Retenção é uma garantia do pagamento da indenização

Ao recorrer ao STJ, a empresa alegou violação do artigo 95, inciso VIII, do Estatuto da Terra (Lei 4.504/1964), e do artigo 1.219 do Código Civil (CC), defendendo que o reconhecimento do direito à indenização implica, necessariamente, a possibilidade de exercício do direito de retenção.

A ministra Nancy Andrighi, relatora do caso, destacou que o artigo 1.219 do CC assegura ao possuidor de boa-fé o direito à indenização pelas benfeitorias necessárias e úteis, além de permitir o levantamento das voluptuárias que não lhe forem pagas, desde que possa fazê-lo sem causar danos.
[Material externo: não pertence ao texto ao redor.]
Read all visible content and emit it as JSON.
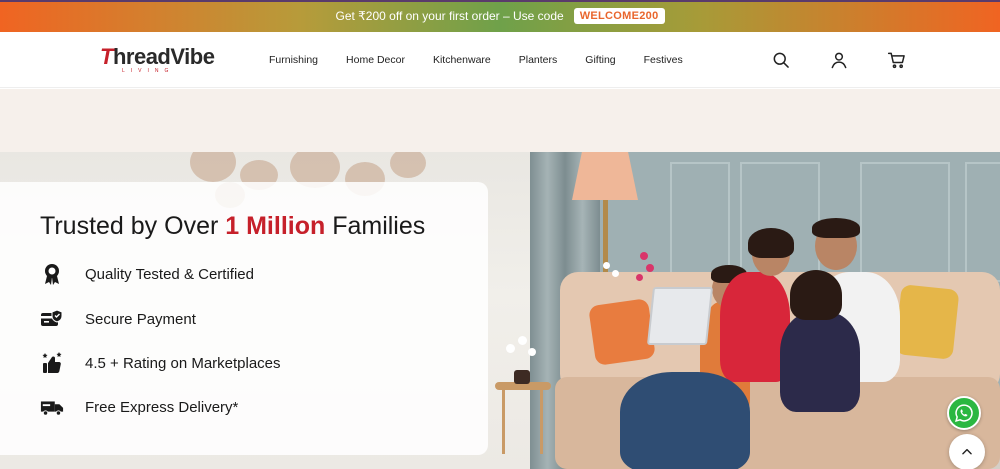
{
  "promo": {
    "text": "Get ₹200 off on your first order – Use code",
    "code": "WELCOME200"
  },
  "brand": {
    "name_initial": "T",
    "name_rest": "hreadVibe",
    "tagline": "LIVING",
    "accent_color": "#c6202a"
  },
  "nav": {
    "items": [
      "Furnishing",
      "Home Decor",
      "Kitchenware",
      "Planters",
      "Gifting",
      "Festives"
    ],
    "icons": [
      "search-icon",
      "user-icon",
      "cart-icon"
    ]
  },
  "trust": {
    "title_prefix": "Trusted by Over ",
    "title_highlight": "1 Million",
    "title_suffix": " Families",
    "items": [
      {
        "icon": "award-badge-icon",
        "label": "Quality Tested & Certified"
      },
      {
        "icon": "secure-card-icon",
        "label": "Secure Payment"
      },
      {
        "icon": "thumbs-up-stars-icon",
        "label": "4.5 + Rating on Marketplaces"
      },
      {
        "icon": "delivery-truck-icon",
        "label": "Free Express Delivery*"
      }
    ]
  },
  "floating": {
    "whatsapp_icon": "whatsapp-icon",
    "scroll_top_icon": "chevron-up-icon"
  }
}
Tratam-se de benfeitorias que visam o embelezamento, conforto ou recreio, sem aumentar a utilidade do imóvel arrendado.

A ministra ressaltou que o dispositivo também confere ao possuidor o direito de retenção pelo valor das benfeitorias, o que funciona como uma forma de garantia do cumprimento da obrigação.

Sem a posse, falta o requisito essencial que fundamenta a garantia da retenção

Contudo, a relatora enfatizou que o direito de retenção pressupõe a posse atual do imóvel, sendo prerrogativa exclusiva do possuidor de boa-fé. Ao citar os artigos 1.196 e 1.223 do CC, Nancy Andrighi esclareceu que, mesmo quando a perda da posse ocorre por decisão judicial, há a cessação dos poderes inerentes à propriedade, o que afasta a possibilidade de exercer o direito de retenção. Segundo ela, sem a posse, falta o requisito essencial que fundamenta essa garantia.

Por fim, a ministra esclareceu que nem o Código Civil nem o Estatuto da Terra autorizam que o antigo arrendatário, já desalojado do imóvel, retome a posse para assegurar o pagamento das benfeitorias. Segundo afirmou, a legislação condiciona o direito de retenção à continuidade da posse, não prevendo qualquer hipótese de reintegração como meio de garantir o crédito indenizatório.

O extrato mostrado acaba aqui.